While it may be questioned that this chapter is more important than any other part of this epistle, it is nevertheless true that the sacred Scriptures have attained some kind of a climax in the verses of this chapter.

It is rather tragic that the Corinthians required that someone remind them of the fundamental facts of the Christian gospel, at a time so soon after they had heard it, obeyed it, and were enjoying the blessings of salvation derived from it.

As Charles Hodge declared, “Certain false teachers at Corinth had denied the resurrection.”

There is no profit in trying to identify these false teachers.

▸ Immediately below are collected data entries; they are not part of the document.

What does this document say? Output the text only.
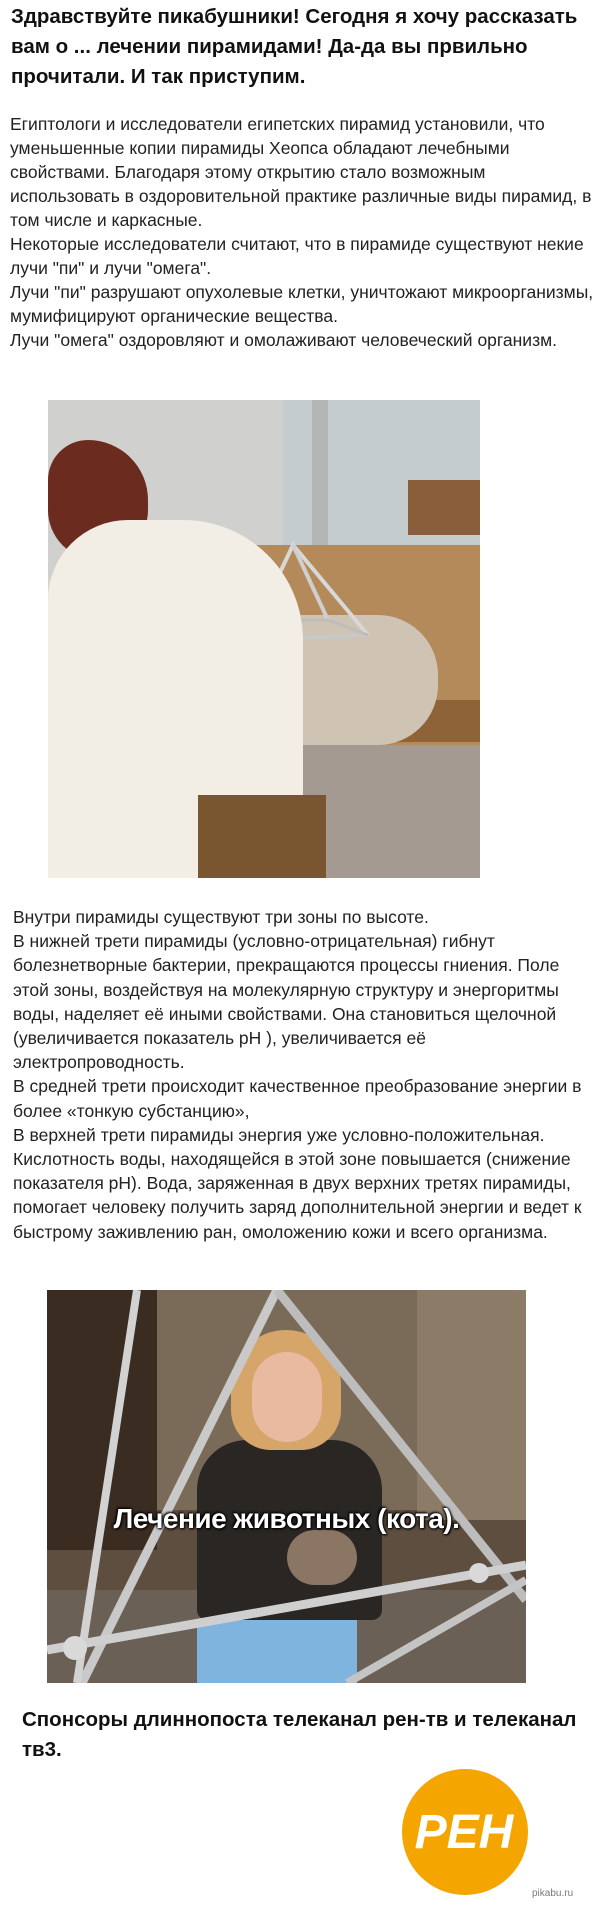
Здравствуйте пикабушники! Сегодня я хочу рассказать вам о ... лечении пирамидами! Да-да вы првильно прочитали. И так приступим.

Египтологи и исследователи египетских пирамид установили, что уменьшенные копии пирамиды Хеопса обладают лечебными свойствами. Благодаря этому открытию стало возможным использовать в оздоровительной практике различные виды пирамид, в том числе и каркасные.

Некоторые исследователи считают, что в пирамиде существуют некие лучи "пи" и лучи "омега".

Лучи "пи" разрушают опухолевые клетки, уничтожают микроорганизмы, мумифицируют органические вещества.

Лучи "омега" оздоровляют и омолаживают человеческий организм.

Внутри пирамиды существуют три зоны по высоте.

В нижней трети пирамиды (условно-отрицательная) гибнут болезнетворные бактерии, прекращаются процессы гниения. Поле этой зоны, воздействуя на молекулярную структуру и энергоритмы воды, наделяет её иными свойствами. Она становиться щелочной (увеличивается показатель рН ), увеличивается её электропроводность.

В средней трети происходит качественное преобразование энергии в более «тонкую субстанцию»,

В верхней трети пирамиды энергия уже условно-положительная. Кислотность воды, находящейся в этой зоне повышается (снижение показателя рН). Вода, заряженная в двух верхних третях пирамиды, помогает человеку получить заряд дополнительной энергии и ведет к быстрому заживлению ран, омоложению кожи и всего организма.

Лечение животных (кота).
Спонсоры длиннопоста телеканал рен-тв и телеканал тв3.
РЕН
pikabu.ru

Satan always has an advocate in every community; and those of Jewish background could have been contaminated by the Sadducees, while those of Greek origin could have cited a hundred of their philosophers who despised any such doctrine as the resurrection of the dead (Acts 17:32).

For as in Adam all die, so also in Christ shall all be made alive. But each in his own order: Christ the firstfruits; then they that are Christ’s, at his coming. Then cometh the end, when he shall deliver up the kingdom to God, even the Father; when he shall have abolished all rule and all authority and power. For he must reign, till he hath put all his enemies under his feet. The last enemy that shall be abolished is death.